第一天就出状况。
这个女人真的会很会找麻烦。
他的手臂穿过孟期的腿弯将她打横抱起来往外走,然后道:
“老陈,备车。”
司机很快将车开过来拉开车门,而后往市中心医院的方向开去。
好在过敏不是很严重。
孟期在VIP病房里吊水,吊完就能走了。
周新野此刻在医生的办公室,他坐着主治医生的办公椅,而穿着白大褂的许斯年靠在桌边倚着,一脸的好奇。
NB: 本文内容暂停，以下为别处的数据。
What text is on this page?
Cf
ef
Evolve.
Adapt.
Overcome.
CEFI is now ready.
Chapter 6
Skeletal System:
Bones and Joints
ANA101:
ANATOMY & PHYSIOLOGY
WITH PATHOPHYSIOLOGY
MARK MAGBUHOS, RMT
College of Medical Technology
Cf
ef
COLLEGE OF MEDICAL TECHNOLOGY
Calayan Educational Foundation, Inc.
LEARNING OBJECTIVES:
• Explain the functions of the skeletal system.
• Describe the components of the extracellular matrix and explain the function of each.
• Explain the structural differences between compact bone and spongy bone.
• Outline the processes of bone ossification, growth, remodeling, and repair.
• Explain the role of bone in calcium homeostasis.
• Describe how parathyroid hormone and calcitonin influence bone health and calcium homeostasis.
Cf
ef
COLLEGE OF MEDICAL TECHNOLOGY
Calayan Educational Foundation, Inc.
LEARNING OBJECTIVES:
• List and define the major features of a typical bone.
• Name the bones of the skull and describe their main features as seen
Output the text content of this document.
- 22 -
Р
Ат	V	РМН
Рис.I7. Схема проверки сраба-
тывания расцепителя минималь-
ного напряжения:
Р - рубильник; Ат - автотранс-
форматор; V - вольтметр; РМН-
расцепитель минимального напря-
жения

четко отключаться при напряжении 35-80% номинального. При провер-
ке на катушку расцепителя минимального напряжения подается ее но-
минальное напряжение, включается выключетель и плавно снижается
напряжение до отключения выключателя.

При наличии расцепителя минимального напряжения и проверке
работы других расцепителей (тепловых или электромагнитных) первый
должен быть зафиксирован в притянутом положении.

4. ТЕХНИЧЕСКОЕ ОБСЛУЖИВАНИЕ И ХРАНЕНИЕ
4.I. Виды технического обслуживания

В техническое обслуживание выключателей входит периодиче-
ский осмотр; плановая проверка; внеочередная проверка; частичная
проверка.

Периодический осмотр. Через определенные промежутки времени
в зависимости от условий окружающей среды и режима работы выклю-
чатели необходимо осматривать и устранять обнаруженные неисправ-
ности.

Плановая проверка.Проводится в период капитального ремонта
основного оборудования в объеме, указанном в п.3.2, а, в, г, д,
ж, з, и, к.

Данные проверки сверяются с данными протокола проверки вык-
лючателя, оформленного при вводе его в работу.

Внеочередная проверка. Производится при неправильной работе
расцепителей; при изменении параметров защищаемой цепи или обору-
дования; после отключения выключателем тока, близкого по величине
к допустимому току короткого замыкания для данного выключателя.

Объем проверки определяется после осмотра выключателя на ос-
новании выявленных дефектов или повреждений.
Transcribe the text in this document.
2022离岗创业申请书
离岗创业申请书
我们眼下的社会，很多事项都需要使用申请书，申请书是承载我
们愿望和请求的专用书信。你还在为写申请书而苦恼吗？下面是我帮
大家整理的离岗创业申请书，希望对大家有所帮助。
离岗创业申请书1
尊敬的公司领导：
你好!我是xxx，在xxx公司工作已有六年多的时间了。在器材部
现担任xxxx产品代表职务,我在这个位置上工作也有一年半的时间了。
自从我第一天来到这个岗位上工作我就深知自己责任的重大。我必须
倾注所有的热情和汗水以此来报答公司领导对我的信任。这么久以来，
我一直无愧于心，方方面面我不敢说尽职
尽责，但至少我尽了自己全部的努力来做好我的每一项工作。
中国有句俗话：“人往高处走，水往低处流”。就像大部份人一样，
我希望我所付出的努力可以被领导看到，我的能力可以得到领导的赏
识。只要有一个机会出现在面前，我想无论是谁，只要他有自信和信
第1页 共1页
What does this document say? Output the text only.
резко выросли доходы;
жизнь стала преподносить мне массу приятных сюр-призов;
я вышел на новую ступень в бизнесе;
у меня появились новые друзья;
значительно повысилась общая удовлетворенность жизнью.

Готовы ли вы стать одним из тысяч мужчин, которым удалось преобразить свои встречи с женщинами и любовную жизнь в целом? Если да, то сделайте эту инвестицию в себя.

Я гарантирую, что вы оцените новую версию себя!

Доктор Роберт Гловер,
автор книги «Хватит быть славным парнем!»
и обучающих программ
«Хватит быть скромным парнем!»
“什么身份啊,值得我们周大总裁亲自抱进来?我能知道吗?”
周新野看了他一眼:“好奇心害死猫。”
许斯年乐了:“不是,兄弟,这么多年终于舍得交女朋友了?”
周新野淡淡道:“不是女朋友。”
许斯年挑了下眉:“但说实话,这长得也太出挑了,瞳孔还是琥珀色的,原来你喜欢这种纯欲风。”
周新野给了他一脚。
他拿着开的药膏离开,乘坐电梯回到病房。
孟期脖子上的疹子已经下去了,她躺在病床上,偏头看见进来的男人,喊了声:“阿野。”
这称呼是周新野从小到大的朋友才能叫的,但他懒得再去纠正孟期,免得还要浪费时间掰扯别的。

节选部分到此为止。